Abathur
"Look at flesh, see only potential. Strands, sequences, twisting, separating, joining. See how it could be better, Eat flesh, splinter bone. Inside me, can touch it. Weave it. Spin it. Make it great."
-- Abathur (The evolution master) tells Sarah Kerrigan about his work
Abathur aims to be a easy-to-use automated machine learning and data torturing toolkit to make the data talk.
Feature Extraction
usage: abathur extract [-h] [--query-param] param queries output
Extract (aggregated) features from a sql database.
positional arguments:
param the file with query params or the SQL query that finds the
params.
queries the set of queries and feature names to be executed.
output the output file.
optional arguments:
-h, --help show this help message and exit
--query-param the given param file is a query file. by default we assume
it's a file that contains a list of query params.
abathur extract
is an adhoc feature extraction tool for relational (SQL)
databases, where every value in the feature is extracted with one query.

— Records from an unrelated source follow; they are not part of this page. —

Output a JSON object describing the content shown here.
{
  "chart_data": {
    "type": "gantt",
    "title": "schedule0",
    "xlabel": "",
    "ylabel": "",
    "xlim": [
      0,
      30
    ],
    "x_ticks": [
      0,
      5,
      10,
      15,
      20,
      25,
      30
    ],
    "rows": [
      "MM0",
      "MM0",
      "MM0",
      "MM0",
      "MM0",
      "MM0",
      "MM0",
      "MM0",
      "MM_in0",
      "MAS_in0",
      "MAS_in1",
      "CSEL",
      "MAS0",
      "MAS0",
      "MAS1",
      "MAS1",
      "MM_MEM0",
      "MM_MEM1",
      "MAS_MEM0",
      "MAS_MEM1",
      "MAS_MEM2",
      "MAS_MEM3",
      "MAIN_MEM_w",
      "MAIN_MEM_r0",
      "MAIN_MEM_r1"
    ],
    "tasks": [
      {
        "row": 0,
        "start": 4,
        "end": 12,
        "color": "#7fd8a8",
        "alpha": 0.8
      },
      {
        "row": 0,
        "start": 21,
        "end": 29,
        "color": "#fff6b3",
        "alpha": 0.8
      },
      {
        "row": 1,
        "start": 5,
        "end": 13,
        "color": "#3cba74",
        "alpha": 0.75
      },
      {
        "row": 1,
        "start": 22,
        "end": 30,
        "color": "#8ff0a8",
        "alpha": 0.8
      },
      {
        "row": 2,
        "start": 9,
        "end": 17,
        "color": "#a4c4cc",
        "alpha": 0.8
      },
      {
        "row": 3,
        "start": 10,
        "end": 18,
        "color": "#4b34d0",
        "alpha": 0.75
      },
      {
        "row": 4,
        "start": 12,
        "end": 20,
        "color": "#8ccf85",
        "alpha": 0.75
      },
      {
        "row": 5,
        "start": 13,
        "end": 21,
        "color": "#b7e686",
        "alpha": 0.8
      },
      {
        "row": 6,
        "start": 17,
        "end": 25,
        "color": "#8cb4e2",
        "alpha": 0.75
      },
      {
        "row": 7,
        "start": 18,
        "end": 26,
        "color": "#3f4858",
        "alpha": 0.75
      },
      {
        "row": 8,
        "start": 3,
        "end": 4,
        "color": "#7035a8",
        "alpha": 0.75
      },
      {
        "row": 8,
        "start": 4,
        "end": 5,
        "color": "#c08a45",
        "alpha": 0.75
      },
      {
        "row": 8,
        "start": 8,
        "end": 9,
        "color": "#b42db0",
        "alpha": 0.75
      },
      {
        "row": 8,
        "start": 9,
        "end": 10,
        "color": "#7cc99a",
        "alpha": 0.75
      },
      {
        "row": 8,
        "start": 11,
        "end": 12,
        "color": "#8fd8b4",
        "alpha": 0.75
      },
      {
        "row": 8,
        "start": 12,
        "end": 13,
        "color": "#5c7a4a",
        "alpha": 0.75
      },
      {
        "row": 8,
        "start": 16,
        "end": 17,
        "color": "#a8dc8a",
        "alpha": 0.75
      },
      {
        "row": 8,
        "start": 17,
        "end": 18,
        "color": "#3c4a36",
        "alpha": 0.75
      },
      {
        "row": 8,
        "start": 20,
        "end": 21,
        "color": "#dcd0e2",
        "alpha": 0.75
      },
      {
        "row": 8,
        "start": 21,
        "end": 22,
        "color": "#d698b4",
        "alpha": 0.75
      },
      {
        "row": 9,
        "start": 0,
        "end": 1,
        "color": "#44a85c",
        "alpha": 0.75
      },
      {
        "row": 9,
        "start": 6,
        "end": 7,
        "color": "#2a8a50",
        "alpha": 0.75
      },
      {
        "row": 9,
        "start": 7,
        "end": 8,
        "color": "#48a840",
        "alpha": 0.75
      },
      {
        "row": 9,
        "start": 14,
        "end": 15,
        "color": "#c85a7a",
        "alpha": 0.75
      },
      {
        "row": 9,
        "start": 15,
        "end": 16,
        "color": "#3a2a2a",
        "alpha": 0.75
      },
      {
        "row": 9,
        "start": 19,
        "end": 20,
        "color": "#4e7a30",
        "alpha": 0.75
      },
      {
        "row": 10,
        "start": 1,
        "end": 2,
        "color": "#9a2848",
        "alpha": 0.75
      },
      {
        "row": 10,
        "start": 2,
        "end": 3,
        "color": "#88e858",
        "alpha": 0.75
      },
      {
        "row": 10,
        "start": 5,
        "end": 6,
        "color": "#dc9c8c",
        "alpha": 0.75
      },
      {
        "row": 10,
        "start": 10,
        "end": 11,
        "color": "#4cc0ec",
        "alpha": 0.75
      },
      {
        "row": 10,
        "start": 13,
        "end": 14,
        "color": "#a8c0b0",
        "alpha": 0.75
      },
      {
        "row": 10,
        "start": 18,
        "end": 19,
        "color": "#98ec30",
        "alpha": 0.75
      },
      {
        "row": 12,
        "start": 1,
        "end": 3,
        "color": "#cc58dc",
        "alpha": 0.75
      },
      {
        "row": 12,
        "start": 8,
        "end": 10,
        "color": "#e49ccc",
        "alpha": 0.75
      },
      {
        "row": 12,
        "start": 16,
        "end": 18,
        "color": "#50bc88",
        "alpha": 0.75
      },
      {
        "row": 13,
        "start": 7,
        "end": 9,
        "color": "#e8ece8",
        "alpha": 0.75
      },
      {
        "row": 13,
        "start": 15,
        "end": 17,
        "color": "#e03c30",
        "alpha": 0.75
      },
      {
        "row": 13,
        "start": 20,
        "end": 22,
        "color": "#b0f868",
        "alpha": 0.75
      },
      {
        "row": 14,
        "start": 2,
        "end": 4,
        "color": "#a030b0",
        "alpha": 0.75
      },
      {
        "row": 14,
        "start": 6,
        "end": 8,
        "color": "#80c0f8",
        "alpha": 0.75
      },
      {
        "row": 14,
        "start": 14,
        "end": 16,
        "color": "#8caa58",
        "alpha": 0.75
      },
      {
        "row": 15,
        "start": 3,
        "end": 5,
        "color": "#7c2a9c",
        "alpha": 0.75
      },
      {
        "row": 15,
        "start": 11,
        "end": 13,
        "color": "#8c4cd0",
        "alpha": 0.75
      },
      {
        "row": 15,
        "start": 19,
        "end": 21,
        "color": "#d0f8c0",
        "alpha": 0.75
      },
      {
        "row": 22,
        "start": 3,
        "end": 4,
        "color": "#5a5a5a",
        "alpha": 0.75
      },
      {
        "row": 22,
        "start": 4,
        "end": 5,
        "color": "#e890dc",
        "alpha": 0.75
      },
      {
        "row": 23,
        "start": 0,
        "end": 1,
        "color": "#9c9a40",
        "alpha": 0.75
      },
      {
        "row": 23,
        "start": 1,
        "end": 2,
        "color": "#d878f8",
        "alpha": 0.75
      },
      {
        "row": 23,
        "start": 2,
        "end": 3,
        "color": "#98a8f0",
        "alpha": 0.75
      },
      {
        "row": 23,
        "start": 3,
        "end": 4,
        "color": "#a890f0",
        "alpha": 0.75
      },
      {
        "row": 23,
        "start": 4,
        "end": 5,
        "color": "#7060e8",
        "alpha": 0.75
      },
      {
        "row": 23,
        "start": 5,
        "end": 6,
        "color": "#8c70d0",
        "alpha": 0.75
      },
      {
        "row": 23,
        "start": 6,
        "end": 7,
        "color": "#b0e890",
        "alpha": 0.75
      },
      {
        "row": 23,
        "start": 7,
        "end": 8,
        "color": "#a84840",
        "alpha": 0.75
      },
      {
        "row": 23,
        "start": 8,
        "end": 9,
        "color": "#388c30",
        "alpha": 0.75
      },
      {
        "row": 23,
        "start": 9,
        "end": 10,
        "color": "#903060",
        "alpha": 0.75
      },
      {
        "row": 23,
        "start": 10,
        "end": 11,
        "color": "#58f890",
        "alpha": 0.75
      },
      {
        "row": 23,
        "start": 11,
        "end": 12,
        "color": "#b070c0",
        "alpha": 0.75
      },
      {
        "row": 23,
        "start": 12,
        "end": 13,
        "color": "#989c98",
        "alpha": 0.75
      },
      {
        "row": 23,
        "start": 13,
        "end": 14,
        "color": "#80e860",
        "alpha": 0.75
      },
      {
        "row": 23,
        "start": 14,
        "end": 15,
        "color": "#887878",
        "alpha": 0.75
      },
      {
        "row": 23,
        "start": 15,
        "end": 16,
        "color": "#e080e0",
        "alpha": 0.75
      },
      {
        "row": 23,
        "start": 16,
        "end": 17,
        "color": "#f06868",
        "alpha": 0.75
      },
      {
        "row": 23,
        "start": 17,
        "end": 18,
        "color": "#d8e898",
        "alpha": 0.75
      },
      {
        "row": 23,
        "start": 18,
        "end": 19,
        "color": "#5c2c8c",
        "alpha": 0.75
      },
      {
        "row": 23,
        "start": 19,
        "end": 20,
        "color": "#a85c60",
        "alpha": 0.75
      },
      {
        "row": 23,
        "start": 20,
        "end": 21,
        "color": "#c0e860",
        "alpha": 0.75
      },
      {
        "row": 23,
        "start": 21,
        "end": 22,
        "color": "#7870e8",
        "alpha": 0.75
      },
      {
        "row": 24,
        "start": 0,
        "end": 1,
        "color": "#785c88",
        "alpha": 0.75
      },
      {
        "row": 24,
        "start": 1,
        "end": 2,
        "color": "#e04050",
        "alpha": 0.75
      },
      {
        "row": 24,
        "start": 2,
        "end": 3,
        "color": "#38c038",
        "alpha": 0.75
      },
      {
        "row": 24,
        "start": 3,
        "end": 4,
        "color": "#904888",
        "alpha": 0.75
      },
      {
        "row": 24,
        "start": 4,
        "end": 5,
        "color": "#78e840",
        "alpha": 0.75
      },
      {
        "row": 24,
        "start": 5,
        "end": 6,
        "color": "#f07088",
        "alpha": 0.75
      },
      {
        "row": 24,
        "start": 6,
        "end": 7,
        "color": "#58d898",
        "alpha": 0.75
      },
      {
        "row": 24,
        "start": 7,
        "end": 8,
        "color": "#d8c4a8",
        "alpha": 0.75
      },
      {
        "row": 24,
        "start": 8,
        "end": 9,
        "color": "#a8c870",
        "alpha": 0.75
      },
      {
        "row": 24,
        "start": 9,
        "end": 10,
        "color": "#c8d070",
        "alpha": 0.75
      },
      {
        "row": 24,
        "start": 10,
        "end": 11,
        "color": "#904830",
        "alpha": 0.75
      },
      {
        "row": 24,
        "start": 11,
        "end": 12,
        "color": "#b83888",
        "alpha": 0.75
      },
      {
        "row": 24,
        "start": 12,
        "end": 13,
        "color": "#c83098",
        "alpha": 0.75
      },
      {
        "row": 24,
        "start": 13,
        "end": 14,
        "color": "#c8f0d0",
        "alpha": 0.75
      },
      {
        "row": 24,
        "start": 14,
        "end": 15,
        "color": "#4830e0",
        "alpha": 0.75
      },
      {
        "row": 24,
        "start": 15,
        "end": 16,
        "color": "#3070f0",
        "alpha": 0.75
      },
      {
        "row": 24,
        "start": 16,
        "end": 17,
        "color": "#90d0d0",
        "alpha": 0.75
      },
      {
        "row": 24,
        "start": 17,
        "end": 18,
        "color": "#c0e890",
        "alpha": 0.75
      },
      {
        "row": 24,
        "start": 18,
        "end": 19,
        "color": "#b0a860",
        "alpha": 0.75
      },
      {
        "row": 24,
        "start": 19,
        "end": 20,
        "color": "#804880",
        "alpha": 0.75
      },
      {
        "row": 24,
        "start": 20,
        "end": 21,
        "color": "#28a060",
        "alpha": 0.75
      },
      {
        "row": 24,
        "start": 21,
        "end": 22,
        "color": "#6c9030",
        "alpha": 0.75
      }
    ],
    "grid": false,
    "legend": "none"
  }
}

Although this is not efficient in terms of computation processing, but it does
the job and can be easily used to extract features for given set of targets.
param file
abathur extract
expects an param file. A param file can either be a CSV
file containing the query parameters or a SQL file which query parameters can
be obtained by an SQL query.
An example of CSV ident file content:
ident,param_age
1,35
3,35
12,35
32,35
An exmample of query ident file content:
select id as ident, 35 as param_age from users where age > 35
You need to add --query-ident
option if the param file is an SQL file.
query file
The second argument parsed to abathur extract
is a query file. A query file
is a json file that specifies the feature name and the SQL query to extract the
feature. The SQL should contain {param_key} as a placeholder for putting the
relevant parameters in the param file.
An example of query file content:
{
"n_followers": "select count(*) from follow where follow_user_id={ident}",
"n_follow": "select count(*) from follow where user_id={ident} and age>{param_age}"
}
For help in commandline options:
abathur extract --help
Clustering
usage: abathur cluster [-h] [--ignore [IGNORE [IGNORE ...]]]
feat_filename output
Perform clustering of the given data set.
positional arguments:
feat_filename The input feature file
output The output file name
optional arguments:
-h, --help show this help message and exit
--ignore [IGNORE [IGNORE ...]]
The features (column names) to be ignored. Usually the
ID field.
abathur cluster
takes a input feature file, and performs clustering. The
output is a file with code corresponding to the cluster id for each
corresponding row in the input feature file. It uses an information theoretic
approch detailed in [1] estimate the best number in of clusters. The algorithm
implemented slightly improves [1] by run the jump method multiple times and
gets the lowest number.
Abathur Config
Abathur expects a config file in ~/.abathur.conf
with the following content:
{
"db_connection_string": "sqlalchemy_syle_connection_string"
}
For more about sqlalchemy connection string see SQLAlchemy Database URLS
Reference
- Catherine A. Sugar and Gareth M. James(2003). "Finding the number of clusters in a data set: An information theoretic approach". Journal of the American Statistical Association 98 (January): 750-763.